Les demandes de RHT et les personnes potentiellement touchées ont atteint un niveau historique. Du fait du semi-confinement décrété par le Conseil fédéral au printemps, rien qu’en mars, quelque 19000 demandes avaient été déposées concernant potentiellement 222200 personnes – soit 30% de tous les emplois du canton! Sur l’ensemble de l’année, ce sont en tout 34300 demandes – contre seulement 200 en 2019 – qui ont été déposées, concernant potentiellement 397800 personnes (2019: 3400 personnes).

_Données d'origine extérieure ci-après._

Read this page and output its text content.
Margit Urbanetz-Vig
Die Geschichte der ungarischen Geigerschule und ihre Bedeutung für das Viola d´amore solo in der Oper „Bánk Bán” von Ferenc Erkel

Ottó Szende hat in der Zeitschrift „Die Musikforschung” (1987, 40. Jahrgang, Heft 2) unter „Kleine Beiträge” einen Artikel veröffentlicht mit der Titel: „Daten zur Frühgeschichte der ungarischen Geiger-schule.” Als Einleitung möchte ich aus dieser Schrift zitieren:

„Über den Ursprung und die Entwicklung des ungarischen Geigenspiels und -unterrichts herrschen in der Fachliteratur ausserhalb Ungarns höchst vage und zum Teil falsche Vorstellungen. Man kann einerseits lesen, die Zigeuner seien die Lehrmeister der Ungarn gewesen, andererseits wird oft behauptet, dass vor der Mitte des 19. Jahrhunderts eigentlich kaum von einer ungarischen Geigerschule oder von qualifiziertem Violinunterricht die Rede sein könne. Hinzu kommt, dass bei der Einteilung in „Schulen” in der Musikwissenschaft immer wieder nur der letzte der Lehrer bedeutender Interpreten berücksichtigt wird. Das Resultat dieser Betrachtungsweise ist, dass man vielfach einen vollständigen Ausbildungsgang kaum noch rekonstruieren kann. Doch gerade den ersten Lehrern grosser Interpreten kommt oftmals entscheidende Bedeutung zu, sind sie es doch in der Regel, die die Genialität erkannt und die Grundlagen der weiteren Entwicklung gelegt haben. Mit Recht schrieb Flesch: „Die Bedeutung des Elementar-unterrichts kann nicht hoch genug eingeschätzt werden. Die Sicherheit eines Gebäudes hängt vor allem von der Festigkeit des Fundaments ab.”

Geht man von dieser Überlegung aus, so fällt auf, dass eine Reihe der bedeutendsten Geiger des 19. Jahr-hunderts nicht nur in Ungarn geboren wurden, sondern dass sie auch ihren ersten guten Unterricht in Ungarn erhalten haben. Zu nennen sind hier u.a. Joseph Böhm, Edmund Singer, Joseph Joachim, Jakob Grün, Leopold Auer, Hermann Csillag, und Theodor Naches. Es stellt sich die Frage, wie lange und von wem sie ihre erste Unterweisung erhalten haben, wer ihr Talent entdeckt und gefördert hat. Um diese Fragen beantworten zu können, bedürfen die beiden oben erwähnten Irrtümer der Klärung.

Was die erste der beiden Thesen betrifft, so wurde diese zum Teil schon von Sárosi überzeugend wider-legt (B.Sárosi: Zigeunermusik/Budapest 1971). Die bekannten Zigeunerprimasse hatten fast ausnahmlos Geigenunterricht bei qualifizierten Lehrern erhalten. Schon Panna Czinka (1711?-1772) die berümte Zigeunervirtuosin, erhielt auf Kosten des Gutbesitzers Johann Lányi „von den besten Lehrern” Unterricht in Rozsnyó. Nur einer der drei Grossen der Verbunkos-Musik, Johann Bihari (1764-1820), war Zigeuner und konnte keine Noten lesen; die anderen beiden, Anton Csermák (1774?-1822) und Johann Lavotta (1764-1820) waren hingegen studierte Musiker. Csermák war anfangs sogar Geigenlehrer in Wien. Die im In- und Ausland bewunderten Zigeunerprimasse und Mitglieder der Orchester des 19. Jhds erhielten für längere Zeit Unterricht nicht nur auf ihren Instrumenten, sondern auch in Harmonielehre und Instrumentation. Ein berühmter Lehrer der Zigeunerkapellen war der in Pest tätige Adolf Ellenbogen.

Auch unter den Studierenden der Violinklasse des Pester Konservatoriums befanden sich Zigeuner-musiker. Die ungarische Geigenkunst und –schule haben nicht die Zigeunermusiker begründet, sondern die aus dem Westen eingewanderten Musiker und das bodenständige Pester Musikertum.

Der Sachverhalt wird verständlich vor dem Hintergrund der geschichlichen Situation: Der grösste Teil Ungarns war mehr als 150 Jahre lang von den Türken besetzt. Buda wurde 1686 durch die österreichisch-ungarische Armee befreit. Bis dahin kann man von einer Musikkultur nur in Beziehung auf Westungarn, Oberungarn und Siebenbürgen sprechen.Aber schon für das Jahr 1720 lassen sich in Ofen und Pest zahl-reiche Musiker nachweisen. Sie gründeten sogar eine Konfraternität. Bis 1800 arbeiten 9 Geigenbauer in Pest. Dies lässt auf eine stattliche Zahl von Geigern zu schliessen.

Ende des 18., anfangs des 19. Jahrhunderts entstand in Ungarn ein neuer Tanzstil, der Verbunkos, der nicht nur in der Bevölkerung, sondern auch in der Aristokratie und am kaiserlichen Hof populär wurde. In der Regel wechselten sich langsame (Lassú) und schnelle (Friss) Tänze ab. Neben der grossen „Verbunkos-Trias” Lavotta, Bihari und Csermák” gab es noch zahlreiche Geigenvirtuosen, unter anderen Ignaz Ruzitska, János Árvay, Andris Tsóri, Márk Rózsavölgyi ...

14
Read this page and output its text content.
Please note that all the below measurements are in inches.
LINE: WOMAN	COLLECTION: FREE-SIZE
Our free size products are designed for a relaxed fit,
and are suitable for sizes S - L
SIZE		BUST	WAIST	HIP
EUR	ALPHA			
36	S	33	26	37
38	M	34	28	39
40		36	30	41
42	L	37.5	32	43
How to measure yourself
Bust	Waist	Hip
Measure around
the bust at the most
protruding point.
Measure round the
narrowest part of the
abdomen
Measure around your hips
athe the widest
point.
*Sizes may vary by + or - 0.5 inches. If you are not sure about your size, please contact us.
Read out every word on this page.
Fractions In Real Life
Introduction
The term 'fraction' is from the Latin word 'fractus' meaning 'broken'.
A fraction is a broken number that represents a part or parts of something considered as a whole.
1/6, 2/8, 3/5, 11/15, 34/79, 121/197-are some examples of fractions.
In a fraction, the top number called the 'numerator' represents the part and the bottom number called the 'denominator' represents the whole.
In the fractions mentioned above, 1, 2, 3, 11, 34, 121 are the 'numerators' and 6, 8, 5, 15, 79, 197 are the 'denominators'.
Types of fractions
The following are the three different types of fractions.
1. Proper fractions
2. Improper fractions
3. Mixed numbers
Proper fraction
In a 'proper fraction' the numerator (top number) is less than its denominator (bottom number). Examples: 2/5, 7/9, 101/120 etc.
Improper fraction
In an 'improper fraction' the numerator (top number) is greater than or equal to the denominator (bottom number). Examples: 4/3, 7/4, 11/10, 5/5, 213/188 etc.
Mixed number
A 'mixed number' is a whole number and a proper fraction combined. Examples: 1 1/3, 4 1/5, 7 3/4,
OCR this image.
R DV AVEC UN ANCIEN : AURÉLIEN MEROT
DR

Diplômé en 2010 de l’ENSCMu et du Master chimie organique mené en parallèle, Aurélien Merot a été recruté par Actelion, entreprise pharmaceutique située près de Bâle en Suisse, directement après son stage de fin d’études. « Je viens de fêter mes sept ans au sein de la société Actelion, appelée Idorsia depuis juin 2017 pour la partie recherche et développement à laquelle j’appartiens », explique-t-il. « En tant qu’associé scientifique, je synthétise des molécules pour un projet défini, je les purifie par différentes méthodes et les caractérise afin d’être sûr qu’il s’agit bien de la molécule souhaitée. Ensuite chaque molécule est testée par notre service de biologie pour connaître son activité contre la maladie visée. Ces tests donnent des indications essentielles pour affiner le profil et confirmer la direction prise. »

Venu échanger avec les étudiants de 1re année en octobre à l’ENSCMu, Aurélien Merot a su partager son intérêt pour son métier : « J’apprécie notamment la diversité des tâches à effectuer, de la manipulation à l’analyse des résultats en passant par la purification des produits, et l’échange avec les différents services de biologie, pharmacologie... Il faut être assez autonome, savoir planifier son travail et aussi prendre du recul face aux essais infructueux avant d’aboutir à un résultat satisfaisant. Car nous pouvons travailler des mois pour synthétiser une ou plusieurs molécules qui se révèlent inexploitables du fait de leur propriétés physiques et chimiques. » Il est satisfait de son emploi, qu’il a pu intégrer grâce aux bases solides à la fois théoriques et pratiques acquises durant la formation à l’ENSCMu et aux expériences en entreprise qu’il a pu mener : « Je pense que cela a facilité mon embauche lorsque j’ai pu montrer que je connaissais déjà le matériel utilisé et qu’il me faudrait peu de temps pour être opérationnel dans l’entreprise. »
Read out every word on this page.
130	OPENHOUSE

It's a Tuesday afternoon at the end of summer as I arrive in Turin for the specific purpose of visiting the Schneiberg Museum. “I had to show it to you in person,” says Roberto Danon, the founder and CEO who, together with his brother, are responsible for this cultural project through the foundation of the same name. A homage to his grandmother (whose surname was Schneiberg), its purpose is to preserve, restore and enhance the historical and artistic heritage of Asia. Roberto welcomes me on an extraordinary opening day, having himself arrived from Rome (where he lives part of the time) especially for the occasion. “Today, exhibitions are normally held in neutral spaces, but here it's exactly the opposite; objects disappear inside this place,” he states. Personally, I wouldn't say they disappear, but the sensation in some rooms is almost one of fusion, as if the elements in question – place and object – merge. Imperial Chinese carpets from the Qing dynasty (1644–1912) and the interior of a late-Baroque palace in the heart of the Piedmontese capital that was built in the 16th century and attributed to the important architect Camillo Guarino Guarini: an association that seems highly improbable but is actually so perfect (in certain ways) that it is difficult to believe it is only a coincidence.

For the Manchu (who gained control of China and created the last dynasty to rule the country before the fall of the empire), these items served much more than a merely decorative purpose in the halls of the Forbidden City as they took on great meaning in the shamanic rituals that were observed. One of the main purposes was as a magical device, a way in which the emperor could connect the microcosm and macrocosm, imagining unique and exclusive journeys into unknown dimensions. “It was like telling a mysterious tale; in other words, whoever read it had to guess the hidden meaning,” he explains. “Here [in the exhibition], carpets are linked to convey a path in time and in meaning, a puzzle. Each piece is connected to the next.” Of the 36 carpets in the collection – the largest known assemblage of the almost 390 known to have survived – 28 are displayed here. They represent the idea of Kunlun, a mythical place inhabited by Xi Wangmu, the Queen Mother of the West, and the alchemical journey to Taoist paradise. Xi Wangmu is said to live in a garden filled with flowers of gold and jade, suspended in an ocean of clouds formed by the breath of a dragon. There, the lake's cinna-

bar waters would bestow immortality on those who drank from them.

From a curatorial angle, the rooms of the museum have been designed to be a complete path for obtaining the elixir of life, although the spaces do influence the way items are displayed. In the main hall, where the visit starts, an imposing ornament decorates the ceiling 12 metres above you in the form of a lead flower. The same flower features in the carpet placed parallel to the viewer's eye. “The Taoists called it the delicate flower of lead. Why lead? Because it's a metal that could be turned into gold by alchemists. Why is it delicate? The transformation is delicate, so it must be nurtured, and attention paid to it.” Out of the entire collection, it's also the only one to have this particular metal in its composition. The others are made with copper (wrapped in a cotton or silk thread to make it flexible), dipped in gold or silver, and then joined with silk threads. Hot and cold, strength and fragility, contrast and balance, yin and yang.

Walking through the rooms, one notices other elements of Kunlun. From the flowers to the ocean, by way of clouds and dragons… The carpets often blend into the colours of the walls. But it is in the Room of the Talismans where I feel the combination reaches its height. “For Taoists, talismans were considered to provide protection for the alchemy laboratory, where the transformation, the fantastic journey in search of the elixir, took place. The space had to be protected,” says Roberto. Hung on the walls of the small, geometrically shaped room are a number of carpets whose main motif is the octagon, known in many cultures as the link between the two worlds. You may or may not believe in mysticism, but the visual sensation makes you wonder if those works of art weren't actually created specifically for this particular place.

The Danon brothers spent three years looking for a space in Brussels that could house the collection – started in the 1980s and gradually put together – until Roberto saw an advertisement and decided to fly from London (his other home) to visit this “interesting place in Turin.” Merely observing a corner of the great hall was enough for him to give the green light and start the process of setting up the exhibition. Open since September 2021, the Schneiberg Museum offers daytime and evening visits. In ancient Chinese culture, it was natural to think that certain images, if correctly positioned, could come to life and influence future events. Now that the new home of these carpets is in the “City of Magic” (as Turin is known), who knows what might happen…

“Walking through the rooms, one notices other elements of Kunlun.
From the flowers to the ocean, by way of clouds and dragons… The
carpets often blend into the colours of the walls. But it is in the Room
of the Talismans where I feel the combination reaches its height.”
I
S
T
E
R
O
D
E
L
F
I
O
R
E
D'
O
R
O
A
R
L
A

Les indemnités en cas de RHT versées en 2020 par la caisse publique de chômage se sont élevées à 703 millions de francs. Ce montant n’est encore que provisoire, car les indemnités en cas de réduction de RHT peuvent être réglées avec effet rétroactif jusqu’à trois mois.

 

Surveillance du marché et postes vacants

Dans le cadre des mesures d’accompagnement à la libre circulation des personnes, le marché du travail est dûment surveillé. L’an dernier, 3547contrôles ont ainsi été effectués. Un peu plus de 1400, qui concernaient des branches non réglementées par une convention collective de travail (CCT) à caractère obligatoire, l’ont été par le Contrôle du marché du travail (CMTBE). Dans les branches disposant d’une CCT ayant force obligatoire, quelque 1412 contrôles ont été réalisés par les commissions paritaires. Le CMTBE a par ailleurs procédé à 731 contrôles visant le travail au noir. En tout, pas moins de 881 cas de suspicion de travail au noir et d’infraction à la loi sur les travailleurs détachés ont été clarifiés. Ils ont débouché sur près de 620 sanctions.

Chômeurs prioritaires
Dans les professions où le taux de chômage atteint au moins 5%, les employeurs doivent annoncer aux ORPles postes vacants, afin de favoriser la réinsertion des chômeurs. En 2020, les employeurs ont transmis 14400 annonces. Ces dernières portaient sur environ 19800 postes vacants soumis à l’obligation d’annonce et 9700 postes vacants non soumis à l’obligation d’annonce. Les ORPont trois jours pour transmettre aux employeurs les dossiers adaptés de demandeurs d’emploi enregistrés ou pour indiquer qu’ils n’ont pas de candidats appropriés disponibles.

En 2020, les ORP ont ainsi pu proposer aux employeurs au moins un dossier de demandeur d’emploi pour 34% des annonces faites dans le cadre de l’obligation d’annonce. Pour 39% des annonces, aucun demandeur d’emploi approprié n’a pu être trouvé. Enfin, pour les 28% des annonces restantes, les ORPn’ont pas pu donner une réponse à l’employeur dans le délai prévu des trois jours.